At the end of April, the sad news arrived that the Award co-founder and inaugural Artistic Director, Professor Max Cooke OAM had passed away aged 97 years at Cabrini Ashwood, where he lived in aged care for the past two years.

Professor Max Cooke OAM

Professor Cooke made an immense contribution to the Australian music scene. He studied piano with Roy Shepherd at the University of Melbourne Conservatorium of Music, before his studies were interrupted by service in World War II as a radio technician in the Royal Australian Air Force.
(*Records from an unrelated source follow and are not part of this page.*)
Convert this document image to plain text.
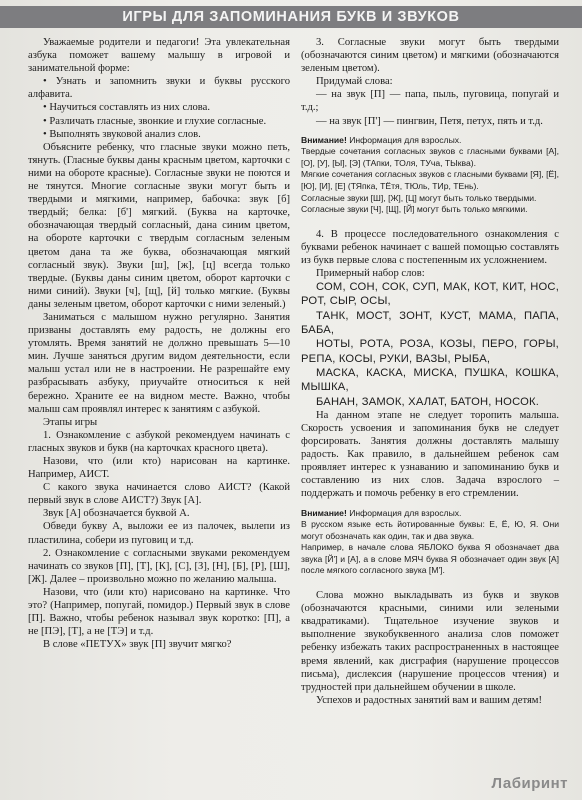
ИГРЫ ДЛЯ ЗАПОМИНАНИЯ БУКВ И ЗВУКОВ

Уважаемые родители и педагоги! Эта увлекательная азбука поможет вашему малышу в игровой и занимательной форме:

• Узнать и запомнить звуки и буквы русского алфавита.

• Научиться составлять из них слова.

• Различать гласные, звонкие и глухие согласные.

• Выполнять звуковой анализ слов.

Объясните ребенку, что гласные звуки можно петь, тянуть. (Гласные буквы даны красным цветом, карточки с ними на обороте красные). Согласные звуки не поются и не тянутся. Многие согласные звуки могут быть и твердыми и мягкими, например, бабочка: звук [б] твердый; белка: [б'] мягкий. (Буква на карточке, обозначающая твердый согласный, дана синим цветом, на обороте карточки с твердым согласным зеленым цветом дана та же буква, обозначающая мягкий согласный звук). Звуки [ш], [ж], [ц] всегда только твердые. (Буквы даны синим цветом, оборот карточки с ними синий). Звуки [ч], [щ], [й] только мягкие. (Буквы даны зеленым цветом, оборот карточки с ними зеленый.)

Заниматься с малышом нужно регулярно. Занятия призваны доставлять ему радость, не должны его утомлять. Время занятий не должно превышать 5—10 мин. Лучше заняться другим видом деятельности, если малыш устал или не в настроении. Не разрешайте ему разбрасывать азбуку, приучайте относиться к ней бережно. Храните ее на видном месте. Важно, чтобы малыш сам проявлял интерес к занятиям с азбукой.

Этапы игры

1. Ознакомление с азбукой рекомендуем начинать с гласных звуков и букв (на карточках красного цвета).

Назови, что (или кто) нарисован на картинке. Например, АИСТ.

С какого звука начинается слово АИСТ? (Какой первый звук в слове АИСТ?) Звук [А].

Звук [А] обозначается буквой А.

Обведи букву А, выложи ее из палочек, вылепи из пластилина, собери из пуговиц и т.д.

2. Ознакомление с согласными звуками рекомендуем начинать со звуков [П], [Т], [К], [С], [З], [Н], [Б], [Р], [Ш], [Ж]. Далее – произвольно можно по желанию малыша.

Назови, что (или кто) нарисовано на картинке. Что это? (Например, попугай, помидор.) Первый звук в слове [П]. Важно, чтобы ребенок называл звук коротко: [П], а не [ПЭ], [Т], а не [ТЭ] и т.д.

В слове «ПЕТУХ» звук [П] звучит мягко?

3. Согласные звуки могут быть твердыми (обозначаются синим цветом) и мягкими (обозначаются зеленым цветом).

Придумай слова:

— на звук [П] — папа, пыль, пуговица, попугай и т.д.;

— на звук [П'] — пингвин, Петя, петух, пять и т.д.

Внимание! Информация для взрослых.

Твердые сочетания согласных звуков с гласными буквами [А], [О], [У], [Ы], [Э] (ТАпки, ТОля, ТУча, ТЫква).

Мягкие сочетания согласных звуков с гласными буквами [Я], [Ё], [Ю], [И], [Е] (ТЯпка, ТЁтя, ТЮль, ТИр, ТЕнь).

Согласные звуки [Ш], [Ж], [Ц] могут быть только твердыми.

Согласные звуки [Ч], [Щ], [Й] могут быть только мягкими.

4. В процессе последовательного ознакомления с буквами ребенок начинает с вашей помощью составлять из букв первые слова с постепенным их усложнением.

Примерный набор слов:

СОМ, СОН, СОК, СУП, МАК, КОТ, КИТ, НОС, РОТ, СЫР, ОСЫ,

ТАНК, МОСТ, ЗОНТ, КУСТ, МАМА, ПАПА, БАБА,

НОТЫ, РОТА, РОЗА, КОЗЫ, ПЕРО, ГОРЫ, РЕПА, КОСЫ, РУКИ, ВАЗЫ, РЫБА,

МАСКА, КАСКА, МИСКА, ПУШКА, КОШКА, МЫШКА,

БАНАН, ЗАМОК, ХАЛАТ, БАТОН, НОСОК.

На данном этапе не следует торопить малыша. Скорость усвоения и запоминания букв не следует форсировать. Занятия должны доставлять малышу радость. Как правило, в дальнейшем ребенок сам проявляет интерес к узнаванию и запоминанию букв и составлению из них слов. Задача взрослого – поддержать и помочь ребенку в его стремлении.

Внимание! Информация для взрослых.

В русском языке есть йотированные буквы: Е, Ё, Ю, Я. Они могут обозначать как один, так и два звука.

Например, в начале слова ЯБЛОКО буква Я обозначает два звука [Й'] и [А], а в слове МЯЧ буква Я обозначает один звук [А] после мягкого согласного звука [М'].

Слова можно выкладывать из букв и звуков (обозначаются красными, синими или зелеными квадратиками). Тщательное изучение звуков и выполнение звукобуквенного анализа слов поможет ребенку избежать таких распространенных в настоящее время явлений, как дисграфия (нарушение процессов письма), дислексия (нарушение процессов чтения) и трудностей при дальнейшем обучении в школе.

Успехов и радостных занятий вам и вашим детям!

Лабиринт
Between 1949-51, he studied piano with Alfred Cortot and Blanche Bascourret de Gueraldi at the Ecole Normale de Musique in Paris. Following his return to Australia in 1951, his career as a pianist encompassed activity as soloist, chamber musician, concerto soloist as well as four-hands performances with Award co-founder and President, Darryl Coote.

As Senior Lecturer, then Reader in Music at the University of Melbourne where he taught for 67 years, he was involved with training generations of performers and was Dean of the Faculty of Music from 1975-1980, where he defended the Melba Hall from demolition and facilitated the introduction of music therapy courses across Australia.

Throughout the 1960’s and 1970’s, he was head of the piano committee of the Australian Music Examinations Board and was heavily involved with the Apex Robert Stolz Scholarship and the national Hephzibah Menuhin Memorial Scholarship. He also authored the ground-breaking Tone, Touch and Technique books and DVDs.

Following his retirement at the University of Melbourne, he was appointed Adjunct Professor at Monash University. He was a Fellow of the Australian College of Education; a recipient of the Order of Australia Medal; and a recipient of the Bundesverdienstkreuz (Federal Service Cross, first class) from the Federal Republic of Germany for his contribution to German culture in Australia.

The Award Board and Associates pay tribute to Max with the utmost affection, admiration and respect. He has left a wonderful legacy which showcases some of Australia’s most brilliant emerging classical pianists.